The behavioural change is that erasure is now a whole-pipeline operation. The coordinator only reports erasure_complete when every enrolled target has both applied its strategy and passed the still_present check — so a forgotten warehouse copy surfaces as a verification failure rather than a silent leak. The audit log keeps its immutability guarantee: instead of deleting rows, it redacts the personal columns and appends a keyed-hash tombstone that lets a future auditor confirm the erasure happened without the row ever revealing which patron it was.
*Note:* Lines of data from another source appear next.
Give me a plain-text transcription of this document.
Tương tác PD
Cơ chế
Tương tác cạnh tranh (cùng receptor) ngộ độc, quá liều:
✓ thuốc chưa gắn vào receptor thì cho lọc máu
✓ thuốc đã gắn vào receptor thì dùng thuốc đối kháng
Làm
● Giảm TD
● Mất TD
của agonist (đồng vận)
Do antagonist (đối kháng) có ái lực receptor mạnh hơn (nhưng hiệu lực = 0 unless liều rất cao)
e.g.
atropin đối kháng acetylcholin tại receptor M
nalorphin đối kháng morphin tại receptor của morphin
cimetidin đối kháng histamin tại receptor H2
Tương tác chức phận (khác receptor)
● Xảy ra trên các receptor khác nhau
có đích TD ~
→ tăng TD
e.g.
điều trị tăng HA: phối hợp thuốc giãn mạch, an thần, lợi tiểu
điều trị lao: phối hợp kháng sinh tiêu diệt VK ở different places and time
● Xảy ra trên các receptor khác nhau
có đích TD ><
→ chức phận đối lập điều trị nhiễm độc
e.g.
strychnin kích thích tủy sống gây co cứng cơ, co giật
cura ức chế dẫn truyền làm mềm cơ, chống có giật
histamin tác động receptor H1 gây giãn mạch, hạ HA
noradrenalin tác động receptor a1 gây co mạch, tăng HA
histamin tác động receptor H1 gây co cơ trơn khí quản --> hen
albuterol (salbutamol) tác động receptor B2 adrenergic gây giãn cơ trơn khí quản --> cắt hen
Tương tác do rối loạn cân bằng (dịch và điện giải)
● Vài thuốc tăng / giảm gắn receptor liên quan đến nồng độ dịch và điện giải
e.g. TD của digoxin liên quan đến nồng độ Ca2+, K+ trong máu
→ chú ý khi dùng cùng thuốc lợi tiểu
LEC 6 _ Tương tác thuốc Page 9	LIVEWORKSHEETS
Because erase uses NULL-idempotent updates and an ON CONFLICT DO NOTHING insert, re-running the request after a crash converges to the same state.

Compliance or Privacy Impact

Erasure is a different obligation from retention expiry, and conflating them is the most common way libraries get this wrong.

The operation narrows the personal-data surface rather than widening it, but it shifts risk onto the completeness of the target list. A store that receives circulation copies but is not enrolled as an ErasureTarget is a silent leak with a closed ticket in front of it, so enrolling a new downstream consumer must include registering it here.

Verification

Confirm the erasure is complete with a test that seeds a patron across every store, runs the coordinator, and asserts that no store still reports the identifier while the audit tombstone exists.

python
def test_erasure_fans_out_and_verifies(coordinator, req, stores) -> None:
    # Seed personal data in every enrolled target.
    seed_patron(stores, patron_id=req.patron_id)

    coordinator.run(req)

    # No target retains any personal data for the patron.
    for target in coordinator.targets:
        assert not target.still_present(req), f"{target.name} still has PII"

    # The append-only log kept a tombstone, not the identity.
    tombstone = fetch_audit_tombstone(stores.audit, req.request_ref)
    assert tombstone.event == "erasure_tombstone"
    assert tombstone.patron_hash != str(req.patron_id)  # opaque, not the id
    assert len(tombstone.patron_hash) == 64             # sha256 hexdigest


def test_erasure_is_idempotent(coordinator, req, stores) -> None:
    seed_patron(stores, patron_id=req.patron_id)
    coordinator.run(req)
    coordinator.run(req)  # a retry must not raise or duplicate the tombstone

    assert count_audit_tombstones(stores.audit, req.request_ref) == 1

For a running system, add a standing reconciliation query — the same shape as the diagnostic that exposed the leak — that periodically checks recently-erased request_refs against every store and alerts if any identifier reappears. A nonzero count after an ETL run is your early signal that a downstream job re-imported personal data from a stale source and the patron must be re-erased. Track the age of the oldest open erasure request against your backup rotation window; if it exceeds that window, a restore has silently resurrected erased data.